- Theatrical poster
- Directed by: Emílio Domingos; Andrucha Waddington;
- Written by: Emílio Domingos; Sérgio Mekler;
- Produced by: Luisa Barbosa; Renata Brandão;
- Starring: Vinicius Junior
- Edited by: Itauana Coquet; Sérgio Mekler;
- Music by: Patrícia Portaro
- Production company: Conspiração Filmes
- Distributed by: Netflix
- Release date: 15 May 2025 (Brazil);
- Running time: 106 minutes
- Country: Brazil
- Languages: English; Portuguese;

= Vini Jr. (film) =

2025 documentary film

Vini Jr. (Portuguese: ‘Baila, Viní’) is a 2025 Portuguese-language sports documentary film directed by Emílio Domingos and Andrucha Waddington. The film chronicles the life and career of Brazilian footballer Vinícius Júnior, from his early days in São Gonçalo to his rise as a global star at Real Madrid. The documentary was released on Netflix on May 15, 2025.

== Synopsis ==
The documentary provides an in depth look at Vinícius Júnior’s journey, highlighting his skill, determination, and influence on and off the pitch. It features never-before-seen footage and exclusive interviews with Vinícius himself, as well as insights from footballers such as Neymar Jr., Jude Bellingham, Toni Kroos, Karim Benzema, and Thibaut Courtois. The film also explores his advocacy against racism in football, particularly incidents that occurred against Valencia CF fans during his time in La Liga.

== Production ==
In May 2023, during a match at Mestalla Stadium, Vinícius Júnior was subjected to racist abuse by individuals in the crowd. The incident prompted the temporary suspension of the game and drew international attention to racism in football. Legal action was later taken against those identified as responsible.

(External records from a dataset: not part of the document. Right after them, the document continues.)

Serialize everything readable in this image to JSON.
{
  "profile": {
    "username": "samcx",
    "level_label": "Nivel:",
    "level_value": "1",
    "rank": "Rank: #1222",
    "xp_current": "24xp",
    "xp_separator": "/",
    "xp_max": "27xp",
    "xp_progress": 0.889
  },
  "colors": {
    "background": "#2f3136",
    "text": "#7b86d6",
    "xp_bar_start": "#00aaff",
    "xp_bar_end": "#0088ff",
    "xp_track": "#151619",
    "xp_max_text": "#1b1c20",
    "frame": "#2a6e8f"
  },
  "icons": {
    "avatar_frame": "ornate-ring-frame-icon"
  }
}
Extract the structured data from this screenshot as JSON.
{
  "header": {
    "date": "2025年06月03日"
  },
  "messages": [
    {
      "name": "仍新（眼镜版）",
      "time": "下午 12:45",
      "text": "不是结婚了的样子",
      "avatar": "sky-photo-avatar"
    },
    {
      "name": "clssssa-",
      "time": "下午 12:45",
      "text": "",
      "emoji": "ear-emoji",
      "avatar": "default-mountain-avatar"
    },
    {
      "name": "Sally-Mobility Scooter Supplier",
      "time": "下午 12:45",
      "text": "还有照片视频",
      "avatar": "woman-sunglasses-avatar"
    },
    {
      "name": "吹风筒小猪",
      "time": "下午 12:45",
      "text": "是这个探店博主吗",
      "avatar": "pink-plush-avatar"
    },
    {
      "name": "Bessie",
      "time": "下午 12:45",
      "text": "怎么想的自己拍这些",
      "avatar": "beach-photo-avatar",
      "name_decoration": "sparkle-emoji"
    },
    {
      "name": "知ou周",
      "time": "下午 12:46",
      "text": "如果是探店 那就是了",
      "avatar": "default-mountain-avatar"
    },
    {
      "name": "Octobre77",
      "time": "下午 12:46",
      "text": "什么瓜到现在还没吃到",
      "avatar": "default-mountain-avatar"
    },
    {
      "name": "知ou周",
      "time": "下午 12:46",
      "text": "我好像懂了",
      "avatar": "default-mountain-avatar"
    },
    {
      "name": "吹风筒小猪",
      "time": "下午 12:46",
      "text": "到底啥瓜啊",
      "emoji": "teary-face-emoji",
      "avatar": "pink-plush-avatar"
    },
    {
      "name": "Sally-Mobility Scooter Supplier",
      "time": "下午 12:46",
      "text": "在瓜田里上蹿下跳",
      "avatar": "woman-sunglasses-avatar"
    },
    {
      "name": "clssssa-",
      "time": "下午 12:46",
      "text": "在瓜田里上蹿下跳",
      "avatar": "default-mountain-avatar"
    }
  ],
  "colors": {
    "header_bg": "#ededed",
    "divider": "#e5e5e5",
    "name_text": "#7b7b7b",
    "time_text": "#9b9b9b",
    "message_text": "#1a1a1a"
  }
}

In response, Netflix announced the documentary Baila, Vini, which explores Vinícius Júnior’s career and sheds light on the issue of racism in the sport. The film focuses on the events at Mestalla, featuring responses from fellow players, coaches, and football organizations. It also highlights Vinícius’ role as an advocate against racial discrimination and explores the broader impact of such incidents on athletes of color.

The production team conducted interviews with Vinícius Júnior, his teammates, and football analysts to provide a view of the challenges faced by Black athletes in the sport.

== Reception and controversy ==
Upon its release, Vini Jr. was commended for its emotional resonance and compelling narrative. However, the documentary also drew controversy, especially for its depiction of racist incidents involving Valencia CF supporters during a match in May 2023. In response, Valencia CF has reportedly explored legal options, claiming the film presents a misleading account of the events.